Wednesday, December 3, 2014

Portion Size Confusion....


Clients ask me all the time, "How many calories should I eat to lose weight?  Or maintain weight?" and although there is an equilibrium that needs to be maintained in order to lose/gain/maintain, I don't like the tedious task of counting calories.  For myself or my clients.  I will absolutely take a snap shot of what their body needs are after a thorough intake and evaluation and I do give them guidelines on how many calories a day are required to get them to their goals.  But I stress that they are guidelines. Life is to be lived and spending time counting every morsel you put in your mouth is no way to live life!  I feel that society (companies wanting your money in particular) make nutrition and health harder than it is.  I have helped clients break through weight loss plateaus by designing plans that had them losing 2+ pounds in one week.  But that isn't what my focus is or where my passion lies.  It's teaching my clients how to live a healthy lifestyle rather than knuckle their way through a diet, boot camp, or fad.
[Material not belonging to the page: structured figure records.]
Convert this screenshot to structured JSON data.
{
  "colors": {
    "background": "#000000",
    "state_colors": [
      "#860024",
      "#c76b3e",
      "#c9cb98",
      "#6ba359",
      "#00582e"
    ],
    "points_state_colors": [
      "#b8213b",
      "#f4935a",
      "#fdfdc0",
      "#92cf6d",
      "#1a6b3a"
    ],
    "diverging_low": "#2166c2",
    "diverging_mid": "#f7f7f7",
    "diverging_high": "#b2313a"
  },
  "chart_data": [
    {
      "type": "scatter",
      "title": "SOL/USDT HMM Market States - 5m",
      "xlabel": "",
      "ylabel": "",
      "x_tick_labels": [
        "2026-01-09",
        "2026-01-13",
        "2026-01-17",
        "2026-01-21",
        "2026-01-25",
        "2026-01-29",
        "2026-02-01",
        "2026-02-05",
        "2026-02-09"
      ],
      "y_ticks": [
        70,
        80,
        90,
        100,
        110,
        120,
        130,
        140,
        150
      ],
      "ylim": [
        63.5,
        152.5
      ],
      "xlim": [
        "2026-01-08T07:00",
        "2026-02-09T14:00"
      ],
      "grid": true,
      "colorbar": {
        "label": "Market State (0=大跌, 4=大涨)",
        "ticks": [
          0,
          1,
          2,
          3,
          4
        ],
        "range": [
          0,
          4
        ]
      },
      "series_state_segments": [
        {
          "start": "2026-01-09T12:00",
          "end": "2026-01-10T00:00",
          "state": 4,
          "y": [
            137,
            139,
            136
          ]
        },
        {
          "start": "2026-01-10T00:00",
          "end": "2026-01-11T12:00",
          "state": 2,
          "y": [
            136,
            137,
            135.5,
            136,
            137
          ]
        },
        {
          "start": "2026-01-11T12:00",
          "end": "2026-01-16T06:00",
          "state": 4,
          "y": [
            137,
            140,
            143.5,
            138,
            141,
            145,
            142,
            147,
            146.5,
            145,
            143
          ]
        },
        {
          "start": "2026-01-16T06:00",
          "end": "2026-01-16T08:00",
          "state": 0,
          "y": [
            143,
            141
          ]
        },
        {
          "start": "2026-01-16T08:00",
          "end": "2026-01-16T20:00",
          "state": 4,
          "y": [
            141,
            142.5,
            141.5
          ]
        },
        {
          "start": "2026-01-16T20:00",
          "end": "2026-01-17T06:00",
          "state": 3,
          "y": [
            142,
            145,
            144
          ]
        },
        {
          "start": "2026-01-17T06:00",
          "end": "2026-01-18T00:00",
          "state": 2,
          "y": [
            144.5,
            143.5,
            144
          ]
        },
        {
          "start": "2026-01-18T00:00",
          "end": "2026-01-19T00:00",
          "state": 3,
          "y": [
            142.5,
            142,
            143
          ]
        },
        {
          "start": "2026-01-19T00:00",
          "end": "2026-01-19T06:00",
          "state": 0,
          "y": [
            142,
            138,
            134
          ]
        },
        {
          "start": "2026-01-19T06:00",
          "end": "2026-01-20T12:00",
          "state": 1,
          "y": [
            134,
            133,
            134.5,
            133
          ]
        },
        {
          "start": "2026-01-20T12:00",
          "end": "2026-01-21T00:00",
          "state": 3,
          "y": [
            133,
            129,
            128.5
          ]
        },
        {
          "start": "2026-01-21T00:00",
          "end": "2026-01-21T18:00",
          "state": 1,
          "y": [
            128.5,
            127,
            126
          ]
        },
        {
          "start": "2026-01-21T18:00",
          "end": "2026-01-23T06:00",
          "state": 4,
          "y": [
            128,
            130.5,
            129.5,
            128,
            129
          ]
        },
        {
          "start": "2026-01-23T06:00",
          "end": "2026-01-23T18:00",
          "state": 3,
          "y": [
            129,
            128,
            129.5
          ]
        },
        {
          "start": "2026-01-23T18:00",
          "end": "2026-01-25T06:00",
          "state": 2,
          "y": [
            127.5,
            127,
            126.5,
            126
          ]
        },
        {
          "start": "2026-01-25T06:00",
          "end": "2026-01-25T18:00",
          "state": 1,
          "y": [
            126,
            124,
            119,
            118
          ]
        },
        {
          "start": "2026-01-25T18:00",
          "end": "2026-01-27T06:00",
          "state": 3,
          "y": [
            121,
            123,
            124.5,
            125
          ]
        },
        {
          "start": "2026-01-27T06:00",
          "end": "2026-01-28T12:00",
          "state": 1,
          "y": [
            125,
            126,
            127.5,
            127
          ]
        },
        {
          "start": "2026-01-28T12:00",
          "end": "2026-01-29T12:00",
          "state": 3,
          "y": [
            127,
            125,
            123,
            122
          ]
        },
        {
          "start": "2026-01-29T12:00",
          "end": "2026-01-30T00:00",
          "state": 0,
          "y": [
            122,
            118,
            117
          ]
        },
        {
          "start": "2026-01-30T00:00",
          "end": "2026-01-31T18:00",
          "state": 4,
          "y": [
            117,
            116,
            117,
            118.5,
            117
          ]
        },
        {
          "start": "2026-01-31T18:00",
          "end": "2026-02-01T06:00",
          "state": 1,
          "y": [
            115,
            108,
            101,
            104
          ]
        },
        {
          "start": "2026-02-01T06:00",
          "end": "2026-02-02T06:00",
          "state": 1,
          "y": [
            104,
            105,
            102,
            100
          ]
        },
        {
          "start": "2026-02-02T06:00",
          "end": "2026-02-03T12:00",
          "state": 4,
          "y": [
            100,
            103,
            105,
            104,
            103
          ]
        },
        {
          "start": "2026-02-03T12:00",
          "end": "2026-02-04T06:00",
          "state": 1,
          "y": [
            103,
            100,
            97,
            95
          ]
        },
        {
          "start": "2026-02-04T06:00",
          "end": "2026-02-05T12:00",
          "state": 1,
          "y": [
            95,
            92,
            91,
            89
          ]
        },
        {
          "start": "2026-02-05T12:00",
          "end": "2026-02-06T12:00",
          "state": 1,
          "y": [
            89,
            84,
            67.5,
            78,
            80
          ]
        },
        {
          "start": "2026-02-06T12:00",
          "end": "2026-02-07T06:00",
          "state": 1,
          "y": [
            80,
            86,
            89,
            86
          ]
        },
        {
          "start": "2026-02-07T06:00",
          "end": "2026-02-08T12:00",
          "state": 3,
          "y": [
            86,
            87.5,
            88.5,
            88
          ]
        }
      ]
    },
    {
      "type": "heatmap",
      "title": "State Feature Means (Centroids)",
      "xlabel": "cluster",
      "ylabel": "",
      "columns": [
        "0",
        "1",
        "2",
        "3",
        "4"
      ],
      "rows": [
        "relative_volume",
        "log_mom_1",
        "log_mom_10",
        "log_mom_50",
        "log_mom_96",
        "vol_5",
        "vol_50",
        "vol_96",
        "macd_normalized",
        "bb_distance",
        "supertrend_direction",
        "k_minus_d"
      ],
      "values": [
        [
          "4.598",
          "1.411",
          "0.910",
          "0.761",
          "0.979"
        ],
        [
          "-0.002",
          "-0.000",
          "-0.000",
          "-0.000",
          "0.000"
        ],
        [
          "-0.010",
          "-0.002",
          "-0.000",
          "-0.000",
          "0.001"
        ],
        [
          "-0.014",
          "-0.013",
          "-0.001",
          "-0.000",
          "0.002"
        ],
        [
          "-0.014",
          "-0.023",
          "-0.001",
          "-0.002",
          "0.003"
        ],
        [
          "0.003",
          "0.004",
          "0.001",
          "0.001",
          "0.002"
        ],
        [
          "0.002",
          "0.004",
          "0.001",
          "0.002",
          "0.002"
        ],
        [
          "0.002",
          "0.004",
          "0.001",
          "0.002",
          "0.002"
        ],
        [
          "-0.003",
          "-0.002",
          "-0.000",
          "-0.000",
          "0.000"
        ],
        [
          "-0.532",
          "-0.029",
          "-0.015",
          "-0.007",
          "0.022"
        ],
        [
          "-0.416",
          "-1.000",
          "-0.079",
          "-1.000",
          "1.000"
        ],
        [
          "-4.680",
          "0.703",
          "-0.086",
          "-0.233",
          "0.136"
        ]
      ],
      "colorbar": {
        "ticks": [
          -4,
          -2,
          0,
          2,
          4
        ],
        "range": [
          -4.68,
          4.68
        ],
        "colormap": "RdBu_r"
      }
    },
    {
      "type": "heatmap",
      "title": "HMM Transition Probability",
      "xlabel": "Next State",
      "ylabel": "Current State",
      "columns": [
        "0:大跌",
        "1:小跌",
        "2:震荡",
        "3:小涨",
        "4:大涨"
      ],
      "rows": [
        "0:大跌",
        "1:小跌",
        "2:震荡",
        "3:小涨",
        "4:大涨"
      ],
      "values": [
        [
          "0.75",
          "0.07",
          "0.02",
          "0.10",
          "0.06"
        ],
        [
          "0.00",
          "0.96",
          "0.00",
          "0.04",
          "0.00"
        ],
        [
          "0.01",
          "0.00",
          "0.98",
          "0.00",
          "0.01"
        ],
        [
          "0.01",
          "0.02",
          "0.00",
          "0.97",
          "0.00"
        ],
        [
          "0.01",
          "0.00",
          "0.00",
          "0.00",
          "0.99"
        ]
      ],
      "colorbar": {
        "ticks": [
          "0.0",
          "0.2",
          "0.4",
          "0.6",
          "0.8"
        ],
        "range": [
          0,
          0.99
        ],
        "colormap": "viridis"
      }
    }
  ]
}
In my health coaching practice I've found the three most common things that help my clients achieve their goals are;

  1. Nutrition and wellness education
  2. Teaching proper portion size and healing foods specific to their body type
  3. Partnership (they know I'm in this with them to cheer them on every step and guide them when they need it)


It's important to learn and know your body.  Pay attention to how foods feel to your digestive system. Do you feel sluggish after certain foods?  Or have indigestion?  Or nausea? These are all signs your body is giving about the foods you consume.

As for portion size, you can memorize the charts you find on the internet showing a deck of cards for protein, dice for 1oz of cheese, etc. but I find even that a little annoying. Here are a couple tips on portion sizing that, if you follow, are sure to get you some results even if subtle.  BUT it still matters what you're eating!  You can't use "proper portion size" recommendations while eating fast foods and junk still expecting to achieve health and wellness.  But you already know that ;)


  • Use a 9-10" plate (if plate is bigger just don't fill it completely)
  • Fill half your plate with vegetables
  • Fill 1/4 plate with healthy protein
  • Fill 1/4 plate with whole grain or healthy carbs
  • If you're not using a plate and it's a quick snack; always have protein source with a vegetable or fruit and use your fist as the serving size guide 
Achieving health is not a difficult task.  It just requires desire from within and consistency until new habits become your new way of being.  But it can be done.  EVERYONE is capable of change.